Glaski Update

March 12, 2014
Last month the California State Supreme Court denied Bank of America’s request to de-publish the Glaski decision (a landmark decision that was issued last summer).  As previously stated, the Court concluded that the homeowner’s “factual allegations regarding post-closing date attempts to transfer his deed of trust into the WaMu Securitized Trust are sufficient to state a basis for concluding the attempted transfers were void. As a result, Glaski has stated a cognizable claim for wrongful foreclosure under the theory that the entity invoking the power of sale (i.e. Bank of America in its capacity as trustee for the WaMu Securitized Trust) was not the holder of the Glaski deed of trust.”

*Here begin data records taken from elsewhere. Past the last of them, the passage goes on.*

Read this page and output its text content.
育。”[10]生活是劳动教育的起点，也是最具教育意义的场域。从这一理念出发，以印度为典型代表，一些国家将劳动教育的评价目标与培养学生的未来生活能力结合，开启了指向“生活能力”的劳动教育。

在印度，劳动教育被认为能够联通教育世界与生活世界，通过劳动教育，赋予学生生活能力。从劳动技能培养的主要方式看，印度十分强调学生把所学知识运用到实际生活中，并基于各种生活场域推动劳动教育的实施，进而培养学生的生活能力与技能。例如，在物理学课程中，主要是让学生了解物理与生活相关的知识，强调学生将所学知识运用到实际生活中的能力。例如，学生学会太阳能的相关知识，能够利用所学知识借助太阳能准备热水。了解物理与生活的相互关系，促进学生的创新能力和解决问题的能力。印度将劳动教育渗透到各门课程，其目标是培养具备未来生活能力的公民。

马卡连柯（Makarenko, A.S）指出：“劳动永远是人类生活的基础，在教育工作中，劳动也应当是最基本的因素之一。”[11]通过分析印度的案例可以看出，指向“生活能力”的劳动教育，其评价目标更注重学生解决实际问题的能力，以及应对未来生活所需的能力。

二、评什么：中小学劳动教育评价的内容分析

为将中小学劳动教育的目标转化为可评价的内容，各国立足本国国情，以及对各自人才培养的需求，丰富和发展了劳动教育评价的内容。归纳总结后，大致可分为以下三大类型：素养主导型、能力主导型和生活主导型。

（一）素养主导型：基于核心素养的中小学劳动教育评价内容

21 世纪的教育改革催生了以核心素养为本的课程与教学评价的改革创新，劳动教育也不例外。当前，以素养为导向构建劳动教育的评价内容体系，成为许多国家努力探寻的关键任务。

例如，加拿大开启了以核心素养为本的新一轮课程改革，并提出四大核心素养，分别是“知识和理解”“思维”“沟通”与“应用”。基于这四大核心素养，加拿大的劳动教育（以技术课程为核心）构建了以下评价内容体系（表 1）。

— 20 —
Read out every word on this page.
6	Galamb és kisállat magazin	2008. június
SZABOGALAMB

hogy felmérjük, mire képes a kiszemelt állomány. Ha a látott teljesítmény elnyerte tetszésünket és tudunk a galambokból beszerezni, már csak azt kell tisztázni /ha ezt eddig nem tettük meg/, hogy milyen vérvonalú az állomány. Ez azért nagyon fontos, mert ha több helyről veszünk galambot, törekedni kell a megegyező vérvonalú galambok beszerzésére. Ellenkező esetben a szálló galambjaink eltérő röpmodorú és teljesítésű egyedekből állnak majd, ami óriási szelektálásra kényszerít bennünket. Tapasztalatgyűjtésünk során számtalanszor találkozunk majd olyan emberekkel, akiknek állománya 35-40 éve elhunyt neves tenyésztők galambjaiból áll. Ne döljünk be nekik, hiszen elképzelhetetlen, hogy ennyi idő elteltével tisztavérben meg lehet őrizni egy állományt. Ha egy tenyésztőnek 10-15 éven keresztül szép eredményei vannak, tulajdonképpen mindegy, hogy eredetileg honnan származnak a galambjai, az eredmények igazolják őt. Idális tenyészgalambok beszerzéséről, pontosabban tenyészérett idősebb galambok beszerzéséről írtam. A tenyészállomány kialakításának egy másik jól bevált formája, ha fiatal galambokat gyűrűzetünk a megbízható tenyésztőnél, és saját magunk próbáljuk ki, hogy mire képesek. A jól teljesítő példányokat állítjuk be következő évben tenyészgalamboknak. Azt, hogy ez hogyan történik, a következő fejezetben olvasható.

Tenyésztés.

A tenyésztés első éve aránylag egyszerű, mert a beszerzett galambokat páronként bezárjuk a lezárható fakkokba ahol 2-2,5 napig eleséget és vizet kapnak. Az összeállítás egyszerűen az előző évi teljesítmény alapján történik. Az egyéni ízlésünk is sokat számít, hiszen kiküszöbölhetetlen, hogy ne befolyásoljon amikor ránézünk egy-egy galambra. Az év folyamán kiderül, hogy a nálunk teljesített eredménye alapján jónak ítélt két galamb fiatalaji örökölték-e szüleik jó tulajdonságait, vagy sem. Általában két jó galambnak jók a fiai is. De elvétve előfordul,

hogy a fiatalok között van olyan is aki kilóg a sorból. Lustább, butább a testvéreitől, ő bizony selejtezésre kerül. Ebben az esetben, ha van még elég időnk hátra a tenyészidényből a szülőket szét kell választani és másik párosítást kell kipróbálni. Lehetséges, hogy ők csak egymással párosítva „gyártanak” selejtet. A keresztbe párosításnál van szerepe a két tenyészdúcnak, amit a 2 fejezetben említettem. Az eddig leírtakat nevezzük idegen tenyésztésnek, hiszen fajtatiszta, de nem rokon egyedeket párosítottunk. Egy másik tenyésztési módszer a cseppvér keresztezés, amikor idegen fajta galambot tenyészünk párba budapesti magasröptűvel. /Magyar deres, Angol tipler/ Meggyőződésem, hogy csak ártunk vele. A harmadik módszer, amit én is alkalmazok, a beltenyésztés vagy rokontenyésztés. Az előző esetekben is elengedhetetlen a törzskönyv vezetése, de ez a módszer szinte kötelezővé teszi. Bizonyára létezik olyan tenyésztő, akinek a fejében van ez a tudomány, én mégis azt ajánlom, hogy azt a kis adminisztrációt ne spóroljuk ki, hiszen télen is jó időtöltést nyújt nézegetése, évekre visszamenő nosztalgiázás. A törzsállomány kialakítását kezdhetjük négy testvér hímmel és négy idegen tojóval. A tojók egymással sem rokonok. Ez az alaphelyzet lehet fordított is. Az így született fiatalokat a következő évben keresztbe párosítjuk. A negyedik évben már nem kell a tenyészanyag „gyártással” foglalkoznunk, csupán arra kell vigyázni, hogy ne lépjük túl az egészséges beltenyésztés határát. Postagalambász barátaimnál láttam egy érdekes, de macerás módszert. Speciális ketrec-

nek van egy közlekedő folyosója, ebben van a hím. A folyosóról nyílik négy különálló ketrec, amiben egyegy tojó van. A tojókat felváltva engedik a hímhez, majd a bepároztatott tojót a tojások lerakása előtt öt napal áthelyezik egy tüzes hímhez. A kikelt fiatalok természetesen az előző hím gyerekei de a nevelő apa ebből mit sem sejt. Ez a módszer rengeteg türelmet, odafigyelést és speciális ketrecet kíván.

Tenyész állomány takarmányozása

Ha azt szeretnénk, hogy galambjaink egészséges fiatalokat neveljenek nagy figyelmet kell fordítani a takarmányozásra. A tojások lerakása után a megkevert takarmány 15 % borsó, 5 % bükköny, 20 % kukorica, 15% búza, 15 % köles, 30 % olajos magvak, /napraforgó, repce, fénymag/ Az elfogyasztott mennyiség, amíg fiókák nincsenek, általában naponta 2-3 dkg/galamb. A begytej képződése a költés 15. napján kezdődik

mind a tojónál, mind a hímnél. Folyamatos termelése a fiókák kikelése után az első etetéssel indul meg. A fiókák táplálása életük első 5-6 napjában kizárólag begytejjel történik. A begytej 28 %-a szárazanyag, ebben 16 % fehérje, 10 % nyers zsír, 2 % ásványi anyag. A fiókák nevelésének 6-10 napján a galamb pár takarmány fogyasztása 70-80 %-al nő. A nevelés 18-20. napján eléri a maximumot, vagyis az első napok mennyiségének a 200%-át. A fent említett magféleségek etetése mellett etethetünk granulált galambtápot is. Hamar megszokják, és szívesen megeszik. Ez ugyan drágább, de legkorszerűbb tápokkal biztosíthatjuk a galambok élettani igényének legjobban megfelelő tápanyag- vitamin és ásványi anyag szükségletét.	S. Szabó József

The Court also addressed the Gomes decision, which most courts rely upon when ruling in favor of the banks (for example the trial court relied upon it in sustaining BOA’s demurrer).  Specifically the Court held, “[t]he instant case is distinguishable from Gomes on at least two grounds.  First, like in Naranjo v. SBMC Mortgage (S.D. Cal. Jul. 24, 2012, No. 11-CV-2229-L (WVG) 2012 l 3030370), Glaski has alleged that the entity claiming to be the noteholder was not the true owner of the note.  In contrast, the principal in Gomes concerns the authority of the noteholder’s nominee, MERS.  Second, Glaski has alleged specific grounds for his theory that the foreclosure was not? conducted at the direction of the correct party. “
The Appellate Court directed the trial court to vacate its previous decision and enter a new order overruling the demurrer as Glaski’s third (quiet title), fourth (wrongful foreclosure), fifth (declaratory relief), eighth (cancellation of instruments) and ninth causes of action (unfair business practices).
Now that the State Supreme Court has denied this request this decision is cemented as a pro-homeowner case in California.
So if the entity trying to foreclose is not your original lender and instead it is a “Trustee” like Deutsche Bank, Bank of New York Mellon with a long named attached to their name it means your loan was allegedly securitized.  The question (and it is a big question) is whether the parties responsible for the “securitization” complied with the rules and regulations expressed by the trust documents as well as state law of where the trust was created.  In Glaski it was New York law that applied and the Court held that if they failed to comply with the law and the assignment to the trust was void, that Bank of America as Trustee had no legal right to initiate the foreclosure, hence the wrongful foreclosure claim.